# Did I anger the slingshot gods?



## ffastfzr (Feb 15, 2021)

I'm not looking for pity but I posted a couple of new builds in the homemade slingshot section this AM, and I usually get at least a couple of atta boy's in the comments. There's a bunch of views, but no one has commented yet. Did I mess something up? Are the pics not working? Did I somehow anger the slingshot gods?

Maybe it's just a slow day.

The post is "Been busy with work and other stuff but I made some new ones".

Thanks!


----------



## Sandstorm (Apr 5, 2021)

I know one thing, my updates have been slower than snot the last couple days. I don’t even remember seeing them pop up. Lemme go see what ya got goin’ on over there!


----------



## Stankard757 (Apr 20, 2020)

Me neither

Sent from my LE2117 using Tapatalk


----------



## Stankard757 (Apr 20, 2020)

I just looked not seeing it

Sent from my LE2117 using Tapatalk


----------



## treefork (Feb 1, 2010)

Give some recognition to other peoples work as well . You can smash the like button also . Other people like positive strokes as well . It's a community here .


----------



## Sean Khan (Mar 27, 2020)

> Did I somehow anger the slingshot gods?

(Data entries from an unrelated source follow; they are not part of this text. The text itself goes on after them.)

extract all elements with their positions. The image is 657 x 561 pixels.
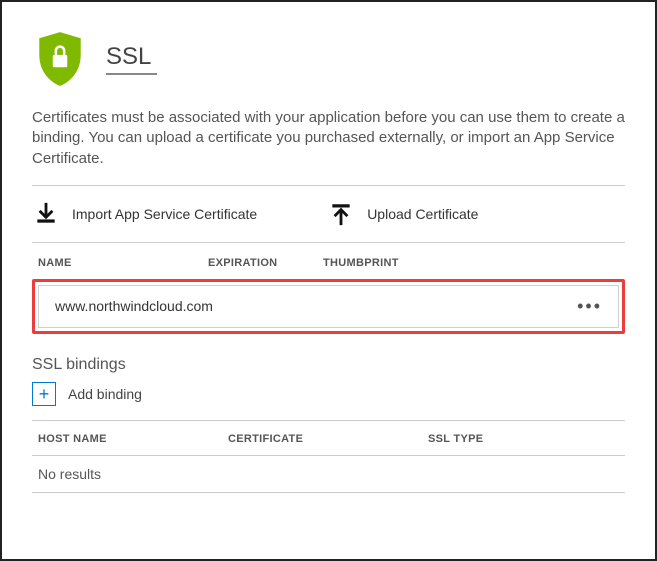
ssl-bindings-heading: SSL bindings — [32, 356, 625, 374]
col-thumbprint: THUMBPRINT — [323, 257, 625, 269]
ssl-settings-panel: SSL Certificates must be associated with… — [0, 0, 657, 561]
download-icon — [32, 200, 60, 228]
bindings-table-header: HOST NAME CERTIFICATE SSL TYPE — [32, 421, 625, 455]
page-description: Certificates must be associated with you… — [32, 108, 625, 169]
import-certificate-label: Import App Service Certificate — [72, 206, 257, 222]
col-ssl-type: SSL TYPE — [428, 433, 625, 445]
upload-icon — [327, 200, 355, 228]
divider — [32, 492, 625, 493]
page-title: SSL — [106, 43, 157, 75]
bindings-empty-text: No results — [32, 456, 625, 492]
upload-certificate-button[interactable]: Upload Certificate — [327, 200, 478, 228]
add-binding-label: Add binding — [68, 386, 142, 402]
page-header: SSL — [32, 28, 625, 90]
certificate-name: www.northwindcloud.com — [55, 298, 213, 314]
col-host-name: HOST NAME — [38, 433, 228, 445]
more-options-icon[interactable]: ••• — [577, 296, 602, 317]
highlighted-certificate-row: www.northwindcloud.com ••• — [32, 279, 625, 334]
col-name: NAME — [38, 257, 168, 269]
shield-lock-icon — [32, 28, 88, 90]
certificate-actions: Import App Service Certificate Upload Ce… — [32, 186, 625, 242]
col-certificate: CERTIFICATE — [228, 433, 428, 445]
import-certificate-button[interactable]: Import App Service Certificate — [32, 200, 257, 228]
certificate-table-header: NAME EXPIRATION THUMBPRINT — [32, 243, 625, 279]
upload-certificate-label: Upload Certificate — [367, 206, 478, 222]
certificate-row[interactable]: www.northwindcloud.com ••• — [38, 285, 619, 328]
plus-icon: + — [32, 382, 56, 406]
add-binding-button[interactable]: + Add binding — [32, 382, 142, 406]
col-expiration: EXPIRATION — [208, 257, 283, 269]
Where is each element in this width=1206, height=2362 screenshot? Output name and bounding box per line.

Naw... we wuz busy smoking a joint behind the tool shed. But we be here now.


----------



## snydes (Jan 9, 2021)

It's not just you ... I started a poll and out of 127 views, I only got 3 people to click a simple button to contribute. I share your frustration ...


----------



## Ordo (Feb 11, 2018)

Nobody loves me too.


----------



## Pee_Drizzle (Mar 23, 2021)

I love you're sneaky donkey Ordo.

Close enough?


----------



## Ordo (Feb 11, 2018)

Close enough. Thanks.


----------



## Ordo (Feb 11, 2018)

But don't try to hug me until 2025.


----------



## Slide-Easy (Aug 16, 2020)

Are you serious?


----------



## Sandstorm (Apr 5, 2021)

Nobody better try and hug me. I’ve got a slingshot.


----------



## treefork (Feb 1, 2010)




----------



## treefork (Feb 1, 2010)




----------



## Sandstorm (Apr 5, 2021)




----------



## treefork (Feb 1, 2010)




----------



## Sandstorm (Apr 5, 2021)




----------



## MakoPat (Mar 12, 2018)

Nope. You're good, man.

Wait... you don't hold in the right hand do you? That'll definitely bring bad slinger-ary mojo.


----------



## 31610 (Aug 20, 2017)

MakoPat said:


> Nope. You're good, man.
> Wait... you don't hold in the right hand do you? That'll definitely bring bad slinger-ary mojo.


hey me Treeman are right hand hold and so is Mo lol I get good days sometimes.


----------



## flipgun (Nov 14, 2012)

Remember that they are working on the site Right? Things will be a bit buggy for a while.


----------



## ffastfzr (Feb 15, 2021)

flipgun said:


> Remember that they are working on the site Right? Things will be a bit buggy for a while.


Sorry, Had no idea. I thought I might have messed up my post somehow. I'm new, so I asked. Thank you for telling me.


----------